An Introduction to India




Perhaps the best introduction to India is a drive from the airport through Delhi: the landscape quickly tells you that you are no longer in “The West.” Near Delhi, the land is completely flat and covered with reddish-brown rocky earth. There are no hills in the distance, but this is not saying much because the visibility is extremely limited due to a persistent “fog” in the air, which is made up of some combination of dust, automobile pollution, and smoke from the many wood burning fires. The latter especially gives the air a very distinct smoky sort of smell.

But what most distinguishes the Delhi landscape is the people. Firstly, that they are everywhere. On the sides of the streets, on the median, and as far as one can see on either side. They are very colorful—the women especially wear colorful scarves with beautiful designs. They are almost all actively involved in some activity, be it cleaning, begging, or transporting huge quantities of baskets or other goods.

Indians hold animals in high regard, and hence there are also animals everywhere. There are many dust colored dogs, which are very peaceful and keep their distance. There are also cats, parrots, monkeys (so I’m told), and of course the famous cows, which are the most sacred and wander the streets completely unharmed. I was told if you need to cross a busy street, adopt a cow and lead it across the street and you will have no problems! I have also been told if you happen to be in a car that hits a cow, get out and run, because the people will quickly tip the car and/or set it on fire!
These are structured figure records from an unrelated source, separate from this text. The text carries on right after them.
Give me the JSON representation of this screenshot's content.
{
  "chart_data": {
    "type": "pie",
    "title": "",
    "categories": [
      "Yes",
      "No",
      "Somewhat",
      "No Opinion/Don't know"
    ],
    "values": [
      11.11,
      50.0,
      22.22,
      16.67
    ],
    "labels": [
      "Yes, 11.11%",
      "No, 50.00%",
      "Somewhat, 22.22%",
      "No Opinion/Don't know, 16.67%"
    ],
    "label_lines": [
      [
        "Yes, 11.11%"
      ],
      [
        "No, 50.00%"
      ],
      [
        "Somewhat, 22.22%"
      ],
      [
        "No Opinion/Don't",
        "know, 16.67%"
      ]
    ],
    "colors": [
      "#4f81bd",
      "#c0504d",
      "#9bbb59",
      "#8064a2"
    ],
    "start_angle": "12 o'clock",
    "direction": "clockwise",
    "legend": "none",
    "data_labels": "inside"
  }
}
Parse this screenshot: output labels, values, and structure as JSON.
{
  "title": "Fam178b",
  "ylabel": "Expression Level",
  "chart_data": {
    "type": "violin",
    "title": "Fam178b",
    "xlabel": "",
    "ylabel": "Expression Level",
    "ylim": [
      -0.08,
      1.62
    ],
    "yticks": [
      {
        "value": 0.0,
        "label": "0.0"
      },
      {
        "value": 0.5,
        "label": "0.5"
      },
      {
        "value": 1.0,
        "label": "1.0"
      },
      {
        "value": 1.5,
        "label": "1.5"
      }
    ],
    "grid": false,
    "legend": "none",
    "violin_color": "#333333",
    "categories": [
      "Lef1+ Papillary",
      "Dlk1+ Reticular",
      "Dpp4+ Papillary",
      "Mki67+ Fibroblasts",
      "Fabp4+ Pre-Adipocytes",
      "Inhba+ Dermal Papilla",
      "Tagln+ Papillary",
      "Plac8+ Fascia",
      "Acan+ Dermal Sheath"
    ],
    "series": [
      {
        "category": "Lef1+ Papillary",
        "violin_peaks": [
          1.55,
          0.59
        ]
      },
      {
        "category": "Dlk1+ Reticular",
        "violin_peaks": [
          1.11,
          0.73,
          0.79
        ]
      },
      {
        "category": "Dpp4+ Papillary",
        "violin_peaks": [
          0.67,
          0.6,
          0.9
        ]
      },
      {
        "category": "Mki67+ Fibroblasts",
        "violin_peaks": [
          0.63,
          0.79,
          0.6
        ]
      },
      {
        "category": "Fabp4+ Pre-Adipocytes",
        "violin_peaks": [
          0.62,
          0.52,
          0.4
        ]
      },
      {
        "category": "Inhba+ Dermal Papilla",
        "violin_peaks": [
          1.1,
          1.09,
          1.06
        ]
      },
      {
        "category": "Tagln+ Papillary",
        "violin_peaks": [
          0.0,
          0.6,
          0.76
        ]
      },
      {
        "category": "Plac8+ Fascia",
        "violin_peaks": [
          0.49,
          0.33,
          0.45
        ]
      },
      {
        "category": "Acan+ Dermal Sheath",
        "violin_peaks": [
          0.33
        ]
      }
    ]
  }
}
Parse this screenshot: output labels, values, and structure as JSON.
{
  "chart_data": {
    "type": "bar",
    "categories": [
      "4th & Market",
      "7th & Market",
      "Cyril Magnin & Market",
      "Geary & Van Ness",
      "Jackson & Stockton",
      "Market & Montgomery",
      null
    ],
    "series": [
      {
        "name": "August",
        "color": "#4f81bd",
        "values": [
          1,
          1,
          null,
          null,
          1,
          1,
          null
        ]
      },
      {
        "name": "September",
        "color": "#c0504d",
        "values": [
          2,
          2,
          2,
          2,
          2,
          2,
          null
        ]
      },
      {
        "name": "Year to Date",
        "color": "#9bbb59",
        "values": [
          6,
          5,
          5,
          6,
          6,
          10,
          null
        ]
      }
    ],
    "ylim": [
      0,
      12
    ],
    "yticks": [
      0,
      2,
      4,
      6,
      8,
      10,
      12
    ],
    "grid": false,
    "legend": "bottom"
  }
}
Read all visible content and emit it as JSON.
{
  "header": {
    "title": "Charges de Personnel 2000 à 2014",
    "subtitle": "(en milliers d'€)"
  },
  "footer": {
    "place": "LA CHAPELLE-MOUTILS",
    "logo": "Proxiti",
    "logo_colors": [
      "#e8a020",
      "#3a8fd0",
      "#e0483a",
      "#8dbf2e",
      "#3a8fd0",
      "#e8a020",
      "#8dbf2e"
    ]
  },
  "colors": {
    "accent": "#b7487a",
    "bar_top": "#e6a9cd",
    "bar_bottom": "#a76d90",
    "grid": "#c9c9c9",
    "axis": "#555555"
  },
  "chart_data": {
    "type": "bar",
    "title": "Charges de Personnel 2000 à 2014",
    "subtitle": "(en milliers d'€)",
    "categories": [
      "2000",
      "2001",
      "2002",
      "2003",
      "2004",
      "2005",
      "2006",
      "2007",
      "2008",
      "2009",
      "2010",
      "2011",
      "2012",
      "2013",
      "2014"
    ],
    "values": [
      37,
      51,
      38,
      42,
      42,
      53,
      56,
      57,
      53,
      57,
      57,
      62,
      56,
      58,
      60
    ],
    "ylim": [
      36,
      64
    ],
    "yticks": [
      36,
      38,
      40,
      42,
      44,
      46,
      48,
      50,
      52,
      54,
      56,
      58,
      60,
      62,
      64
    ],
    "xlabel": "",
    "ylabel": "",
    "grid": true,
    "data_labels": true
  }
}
I have been to Europe and the driving there is crazy, but the drivers here make Europeans look like senior citizens on their way to church. To describe driving as a free-for-all is pretty accurate—there are not really defined lanes and leaving more than literally a few inches between the car in front of and next to you is unheard of. Everyone seems to be constantly honking, but I have learned that this is a polite caution to automobiles/pedestrians/animals that you are about to cut in front of them. In addition to cars and buses everywhere, there are these little lawnmower-engine powered “auto-rickshaws,” which will take you anywhere in the city for under a dollar (if you know how to bargain). Amazingly, the system works well; there are very few accidents (although I’d like to see some statistics on this).